Sonra mı?  İşte sonrası... İlçe Milli Eğitim Müdürü Akif Tak ile birlikte Umut Özel Eğitim Ve Rehabilitasyon Merkezinin kıymetli velileriyle bir araya geldik. Müdürümüz konuşmasını yaptıktan sonra sözü bana bırakarak özel çocuklarla zaman geçirmek için bizi yalnız bıraktı. Her anne elbette özeldir ama benim tanıştığım anneler çok çok özeldi. Her birinin çocukları için endişeleri, kaygıları, korkuları öyle büyük öylesine benliklerini sarmış ki içten içe siyaha boyanmış sanki ruhları... 

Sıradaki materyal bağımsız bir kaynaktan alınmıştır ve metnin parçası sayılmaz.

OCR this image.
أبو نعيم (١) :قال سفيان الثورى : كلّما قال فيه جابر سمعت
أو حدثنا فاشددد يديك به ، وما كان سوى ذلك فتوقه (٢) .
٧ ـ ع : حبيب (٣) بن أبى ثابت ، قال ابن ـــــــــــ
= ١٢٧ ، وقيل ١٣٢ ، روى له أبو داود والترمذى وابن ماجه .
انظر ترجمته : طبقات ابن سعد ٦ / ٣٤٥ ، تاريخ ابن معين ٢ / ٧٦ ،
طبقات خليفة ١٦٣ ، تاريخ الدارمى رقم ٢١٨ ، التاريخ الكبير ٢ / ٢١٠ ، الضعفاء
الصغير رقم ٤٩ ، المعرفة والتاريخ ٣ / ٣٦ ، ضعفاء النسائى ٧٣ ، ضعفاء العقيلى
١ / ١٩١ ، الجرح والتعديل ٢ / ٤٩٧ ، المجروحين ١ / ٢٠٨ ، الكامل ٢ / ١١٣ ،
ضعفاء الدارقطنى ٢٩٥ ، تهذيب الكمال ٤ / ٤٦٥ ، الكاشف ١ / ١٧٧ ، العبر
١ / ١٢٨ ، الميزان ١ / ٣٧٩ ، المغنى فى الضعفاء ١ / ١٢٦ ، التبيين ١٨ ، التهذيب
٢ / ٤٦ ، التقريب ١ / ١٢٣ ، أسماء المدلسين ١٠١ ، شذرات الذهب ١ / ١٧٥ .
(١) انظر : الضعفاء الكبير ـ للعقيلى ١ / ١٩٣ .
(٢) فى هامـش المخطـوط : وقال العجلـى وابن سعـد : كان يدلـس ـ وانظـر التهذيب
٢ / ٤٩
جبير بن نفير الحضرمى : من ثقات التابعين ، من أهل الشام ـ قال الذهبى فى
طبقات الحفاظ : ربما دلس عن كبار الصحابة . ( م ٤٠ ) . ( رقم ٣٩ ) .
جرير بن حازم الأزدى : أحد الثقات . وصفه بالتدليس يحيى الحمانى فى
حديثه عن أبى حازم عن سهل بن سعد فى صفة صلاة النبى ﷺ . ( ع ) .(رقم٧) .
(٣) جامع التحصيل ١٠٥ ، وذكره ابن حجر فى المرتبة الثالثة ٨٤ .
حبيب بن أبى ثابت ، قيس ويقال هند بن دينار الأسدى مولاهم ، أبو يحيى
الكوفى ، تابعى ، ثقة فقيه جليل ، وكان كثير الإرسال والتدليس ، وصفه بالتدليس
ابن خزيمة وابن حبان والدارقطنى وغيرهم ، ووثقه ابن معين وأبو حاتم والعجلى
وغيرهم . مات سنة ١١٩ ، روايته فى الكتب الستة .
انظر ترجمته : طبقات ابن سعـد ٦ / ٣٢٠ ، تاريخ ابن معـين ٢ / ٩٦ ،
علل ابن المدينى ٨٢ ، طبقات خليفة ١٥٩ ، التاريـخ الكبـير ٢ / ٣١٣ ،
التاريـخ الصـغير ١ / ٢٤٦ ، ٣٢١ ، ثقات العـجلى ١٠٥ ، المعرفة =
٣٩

Biraz dertleştik, içimizi döktük, yakındığımız ama bir türlü terk edemediğimiz olumsuz duyguları el birliğiyle hayatımızdan o an itibariyle elemek için kendimize söz verdik. Söyleşim sırasında şöyle bir ifade kullandım: “İnsanoğlu bu hayatta en çok kendine yabancıdır. Çünkü her yeni gün yeni bir ben ile tanışıyor, yeni bir beni keşfediyoruz. ” 
***


Birçoğumuzun bunun farkında olamıyor ama zaman geçtikçe farkındalığı artıyor. Aslında değişimi fark edebilmenin büyüsü o anda gizli. Biz kadınlar yaşamı boyunca öncelik sırasında en sonlarda olmayı hak görürüz kendimize. Önceliğimiz daima bir başkasıdır. Bazen çocuğumuz, bazen eşimiz, bazen ailemiz, bazen işimiz, bazen arkadaşımızdır. Yani nihayetinde birçok kadın, kendine zaman ayırma konusunda hep geriden gelir. Çünkü ona bu öğretilmiştir, çocukluğundan itibaren aileden ve çevreden aşılanan bir davranış tutumu olmuştur. Ama önce ben diyebilmek kıymetli değil midir? Ben iyi olmazsam, ben mutlu olmazsam kimseyi mutlu edemem ki! Benim ruhum ve bedenim ne kadar sağlıklı olursa etrafıma da o kadar sağlıklı bir birey olurum. Pencereyi açtığında hangi manzarayı görmek isterse onu görür insanoğlu. Ne yazık ki bunun bilincinde olan ender insanlar var.  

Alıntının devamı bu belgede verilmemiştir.